Sonar scanner end fails to connect

We are using SonarQube Community Edition Version 9.4 (build 54424)
I try to scan a .Net 6 (6.0.301) Windows project from GitLab 15.1.2-ee.

Scanner:
SonarScanner for MSBuild 5.7.2
Using the .NET Core version of the Scanner for MSBuild
INFO: SonarScanner 4.7.0.2747
INFO: Java 17.0.3 Microsoft (64-bit)
INFO: Windows Server 2019 10.0 amd64

I try to run the following commands:

dotnet sonarscanner begin /k:\"..." /d:sonar.login=\"$SONAR_TOKEN\" /d:\"sonar.host.url=$SONAR_HOST_URL\" "
dotnet build LAB.Dev.slnf"
dotnet sonarscanner end /d:sonar.login=\"$SONAR_TOKEN\""

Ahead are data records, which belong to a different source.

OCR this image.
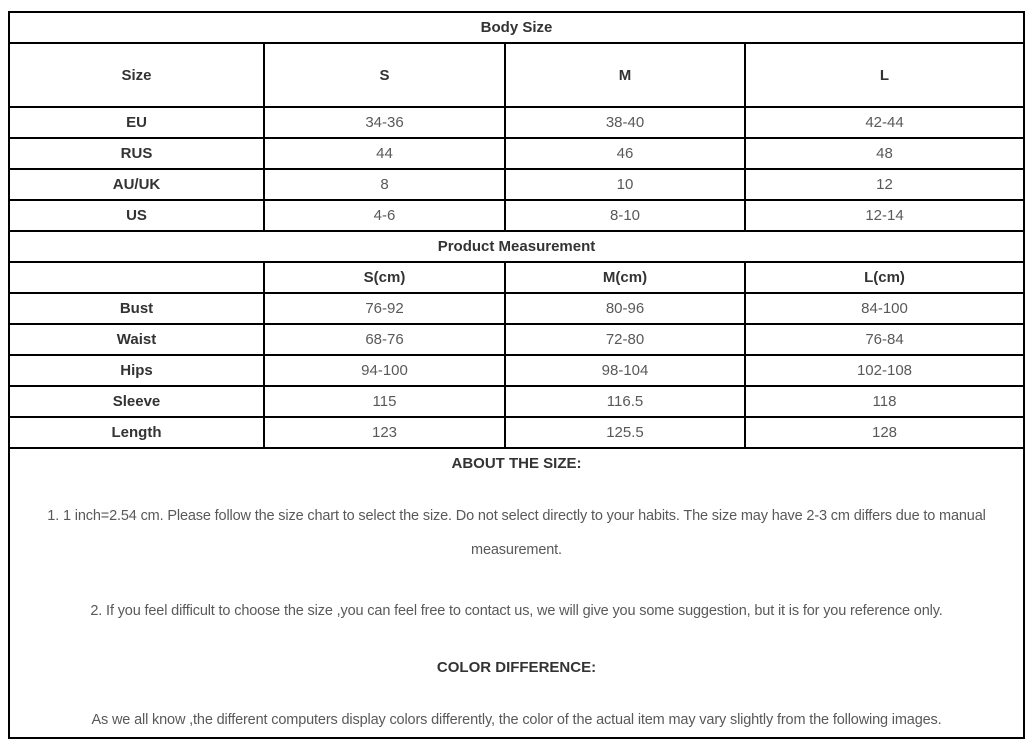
Body Size			
Size	S	M	L
EU	34-36	38-40	42-44
RUS	44	46	48
AU/UK	8	10	12
US	4-6	8-10	12-14
Product Measurement			
	S(cm)	M(cm)	L(cm)
Bust	76-92	80-96	84-100
Waist	68-76	72-80	76-84
Hips	94-100	98-104	102-108
Sleeve	115	116.5	118
Length	123	125.5	128

ABOUT THE SIZE:

1. 1 inch=2.54 cm. Please follow the size chart to select the size. Do not select directly to your habits. The size may have 2-3 cm differs due to manual measurement.

2. If you feel difficult to choose the size ,you can feel free to contact us, we will give you some suggestion, but it is for you reference only.

COLOR DIFFERENCE:

As we all know ,the different computers display colors differently, the color of the actual item may vary slightly from the following images.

During the “sonarscanner end” I get the following error logs (this are just some of it):

Caused by: java.lang.IllegalStateException: Fail to get bootstrap index from server
 at org.sonarsource.scanner.api.internal.BootstrapIndexDownloader.getIndex(BootstrapIndexDownloader.java:42)
 at org.sonarsource.scanner.api.internal.JarDownloader.getScannerEngineFiles(JarDownloader.java:58)
 at org.sonarsource.scanner.api.internal.JarDownloader.download(JarDownloader.java:53)
 at org.sonarsource.scanner.api.internal.IsolatedLauncherFactory.lambda$createLauncher$0(IsolatedLauncherFactory.java:76)
 ... 7 more
Caused by: javax.net.ssl.SSLHandshakeException: PKIX path building failed: sun.security.provider.certpath.SunCertPathBuilderException: unable to find valid certification path to requested target

I can connect to the SonarQube server and it shows all certificates are valid.
I tried the same from a Docket container and failed with the “sonarscanner begin” at the beginning. But reached the same issue after adding the root certificate and SubCA.
The certificated are in the OS certificate store.

Why is “sonarscanner begin” reaching the server and “sonarscanner end” fails?

What is going wrong and how can I get it working?

Best Regards,
Nico

Hey there.

sonarscanner begin uses .NET to establish the connection, which is will integrated into your system certificates.
sonarscanner end uses Java which typically has its own truststore.

  • You can modify the Java truststore to trust your SonarQube server’s certificate, or
  • Create and pass a custom truststore to the SONAR_SCANNER_OPTS environment variable
  • …stop using a self-signed certificate? :smiley:

OK.

I tried to add the certificates to the Java truststore

keytool -import -alias ca -file CA.crt -keystore cacerts -storepass changeit -noprompt
keytool -import -alias SubCA -file SubCA01.crt -keystore cacerts -storepass changeit -noprompt

But, It still don|t work.
I added set SONAR_SCANNER_OPTS=-Djavax.net.debug=“ssl,handshake”
But, I didn|t see more

SSLPoke might be a useful tool to make sure the changes that you make are having the expected impact on Java being able to successfully connect to your SonarQube server.